Tempi di recupero e ritorno allo sport
Secondo uno studio del 2014, il Return To Sport dopo meniscectomia parziale si aggira attorno alle 7-9 settimane. In particolare, ci vogliono 7 (5-18) settimane dopo meniscectomia parziale laterale, e 5 (3-6) settimane dopo meniscectomia parziale mediale (p<0.01).
Il 69% degli LM group (Lateral Meniscectomy) e l’8% degli MM group (Medial Meniscectomy) ha avuto eventi avversi nelle fasi iniziali come versamenti persistenti e joint line tenderness.
In un altro studio del 2013, il gruppo sottoposto a MM è rientrato in campo dopo 79 (63-95) giorni, mentre il gruppo sottoposto a LM dopo 61 (50-73) giorni (p=0.017). Osti at al hanno riportato invece un tempo più lungo per il RTS negli atleti con associata lesione cartilaginea alla lesione meniscale (78 vs 45 gg).
Dopo una MAT, la percentuale di atleti tornati allo sport si aggira attorno al 67-85,7%. In linea generale, la maggior parte degli atleti ritorna allo sport in circa 7-9 settimane dopo meniscectomia parziale. Dopo sutura meniscale, l’81-89.9% ritorna allo sport in 5,6 mesi, mentre in concomitanza di ACLR (ricostruzione del Legamento Crociato Anteriore) il tempo si dilata a 8.23-11.8 mesi.
Nonostante i dati sopra elencati, c’è un fattore importante di cui tener conto e del quale non se ne tiene abbastanza nella letteratura pubblicata sino ad oggi. Il ritorno allo sport (RTS) è definito come il periodo post intervento chirurgico prima del quale un atleta sia abbastanza in forma da gareggiare con altri atleti allo stesso livello in competizioni ufficiali.
Molti degli articoli pubblicati sino ad oggi non affrontano questo aspetto e non propongono precisi criteri per valutare il livello di RTS. Alcuni atleti rientrano a praticare la propria attività nonostante non soddisfino i criteri di forza, stabilità e funzione ai quali si fa riferimento.
In una recente revisione sistematica con meta-analisi si è visto che l’81% degli atleti sottoposti a intervento chirurgico ritorna allo sport. Di questi, circa il 65% lo fa ai livelli pre-infortunio.

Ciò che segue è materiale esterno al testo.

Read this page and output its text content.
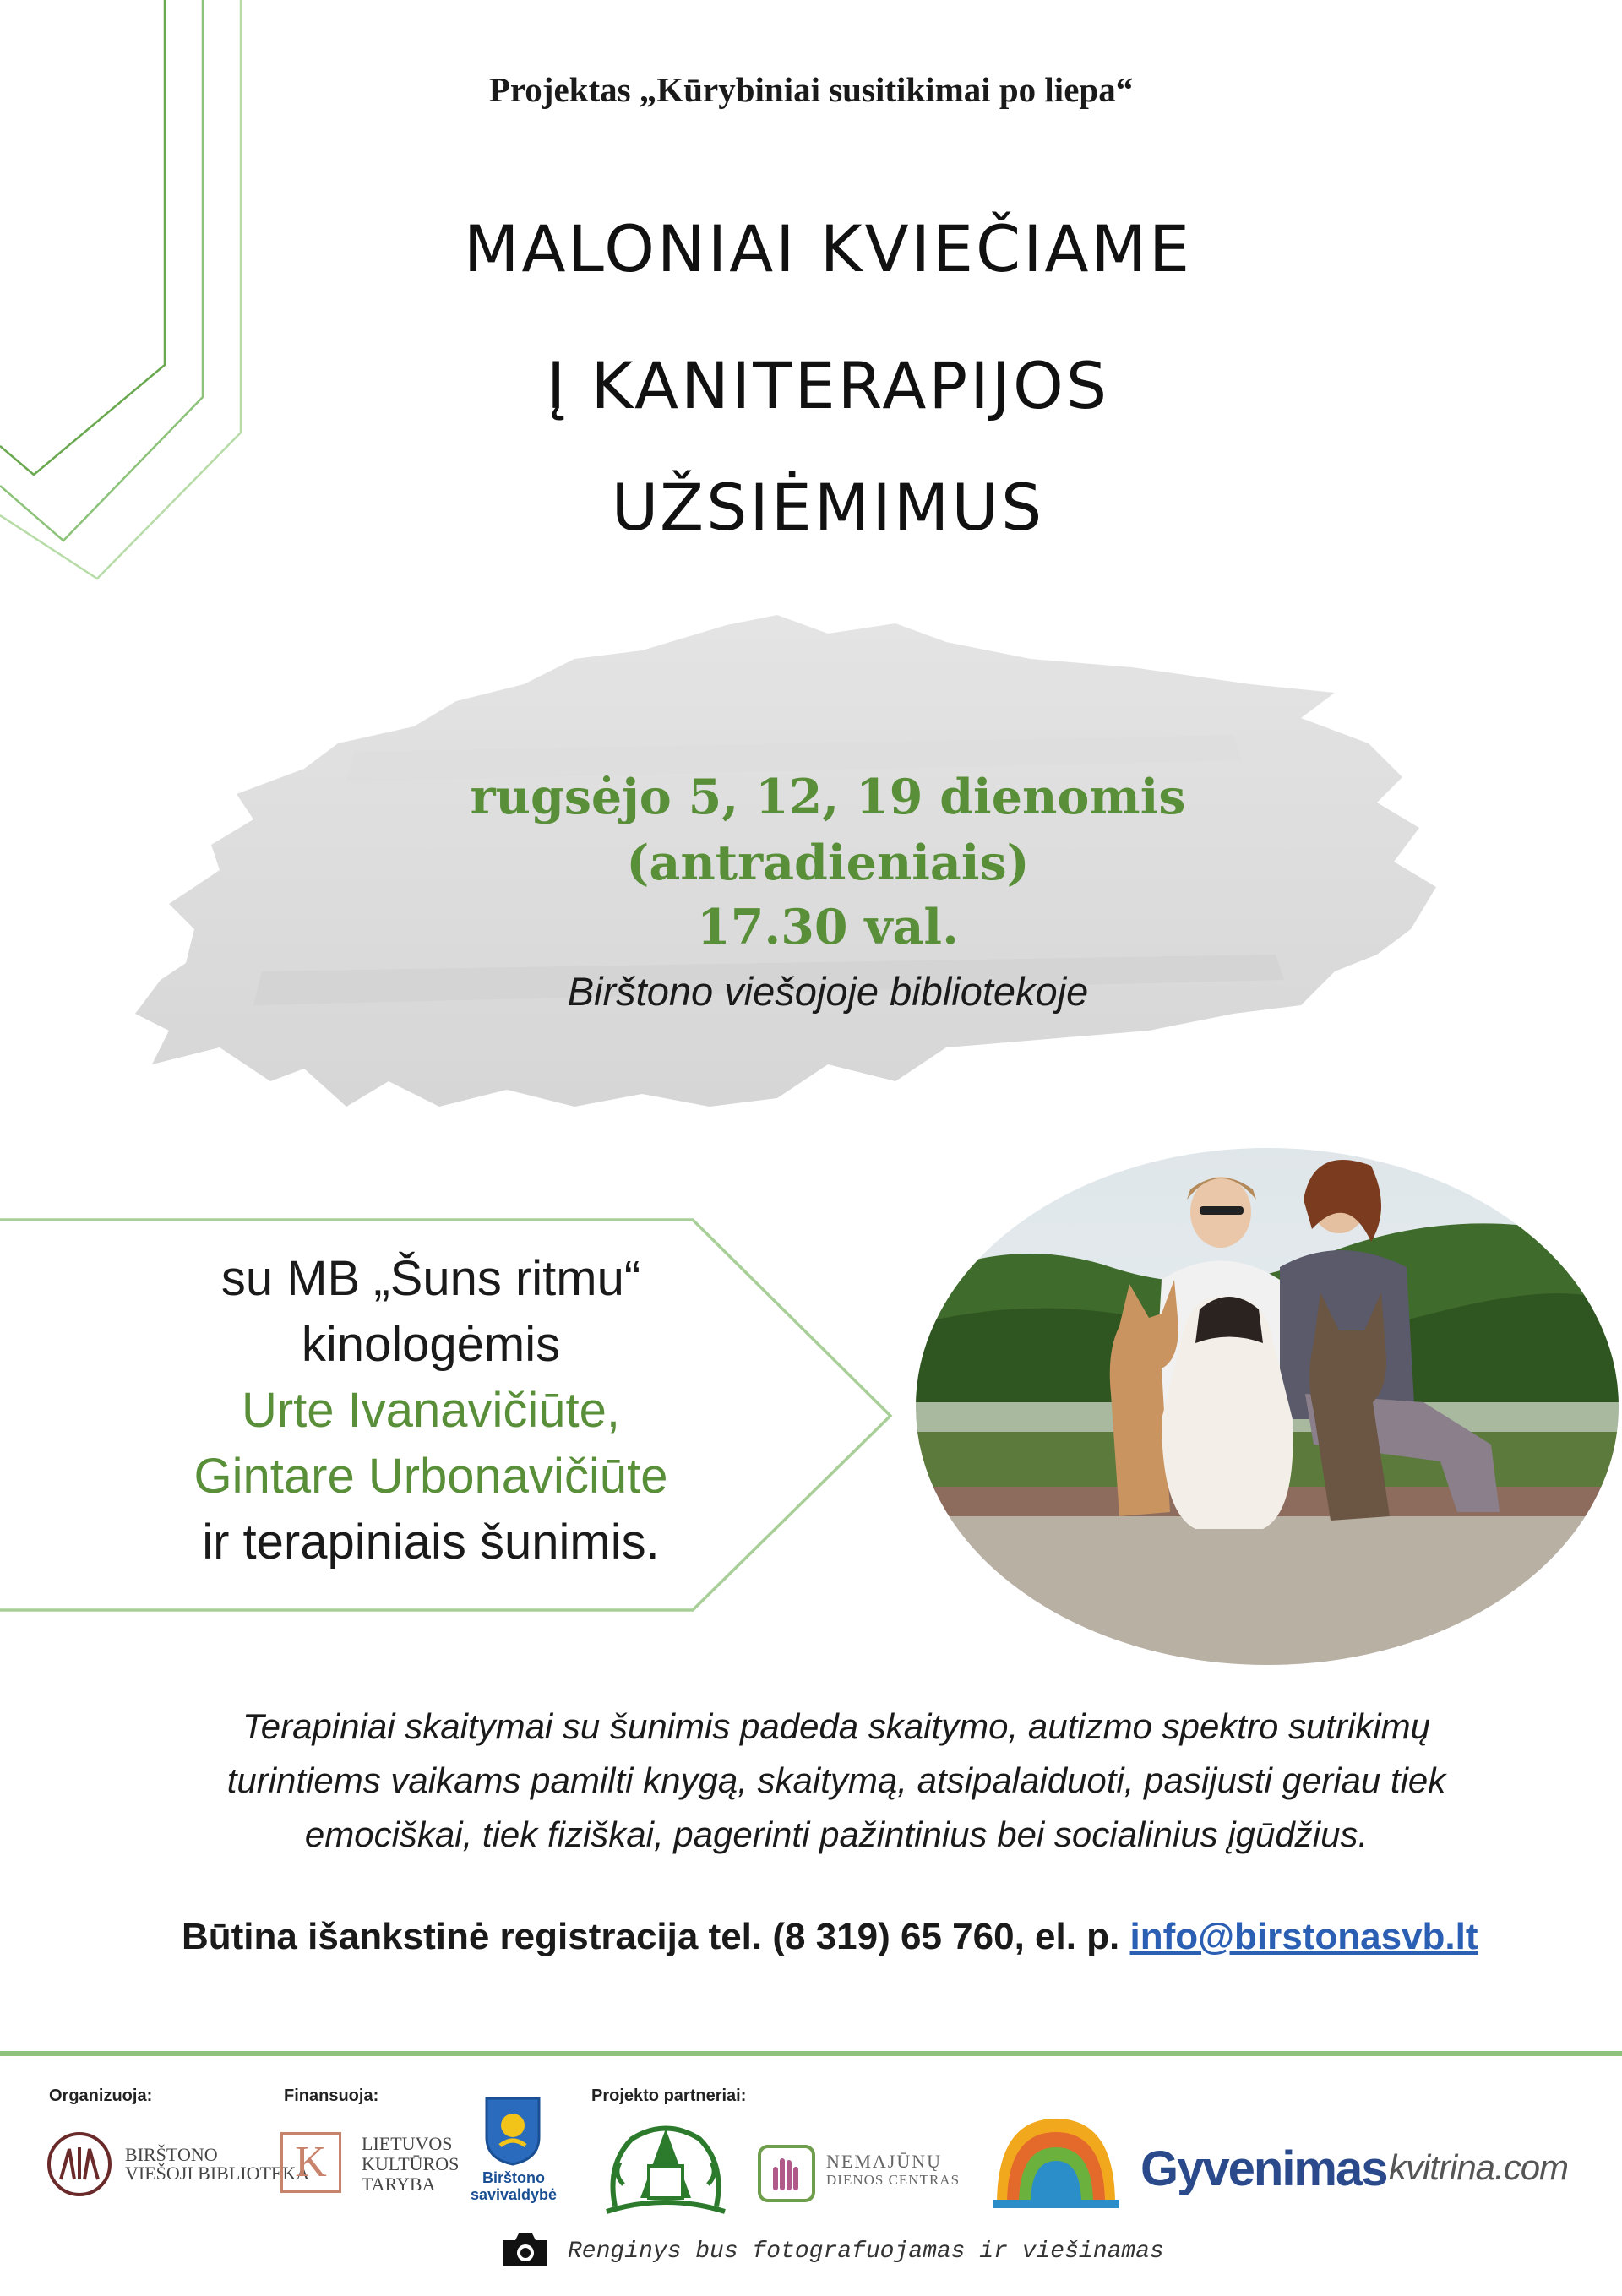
Projektas „Kūrybiniai susitikimai po liepa“
MALONIAI KVIEČIAME
Į KANITERAPIJOS
UŽSIĖMIMUS
rugsėjo 5, 12, 19 dienomis
(antradieniais)
17.30 val.
Birštono viešojoje bibliotekoje
su MB „Šuns ritmu“
kinologėmis
Urte Ivanavičiūte,
Gintare Urbonavičiūte
ir terapiniais šunimis.
Terapiniai skaitymai su šunimis padeda skaitymo, autizmo spektro sutrikimų
turintiems vaikams pamilti knygą, skaitymą, atsipalaiduoti, pasijusti geriau tiek
emociškai, tiek fiziškai, pagerinti pažintinius bei socialinius įgūdžius.
Būtina išankstinė registracija tel. (8 319) 65 760, el. p. info@birstonasvb.lt
Organizuoja:	Finansuoja:	Projekto partneriai:
BIRŠTONO
VIEŠOJI BIBLIOTEKA
K	LIETUVOS
KULTŪROS
TARYBA	Birštono
savivaldybė
NEMAJŪNŲ
DIENOS CENTRAS	Gyvenimas kvitrina.com
Renginys bus fotografuojamas ir viešinamas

Nonostante gli infortuni e gli interventi al menisco siano una problematica molto comune soprattutto nei giovani sportivi, la letteratura scientifica oggi presente non fornisce chiare idee sugli strumenti e i criteri di diagnosi, sul trattamento da optare e sui tempi di recupero prima del ritorno allo sport.
L’unico dato certo è che per le lesioni degenerative nei pazienti adulti, la fisioterapia basata sull’esercizio rappresenta il trattamento di prima scelta. Ma nonostante ciò, gli interventi di meniscectomia in questa fetta di popolazione rappresentano troppo spesso il primo tipo di trattamento al quale si opta.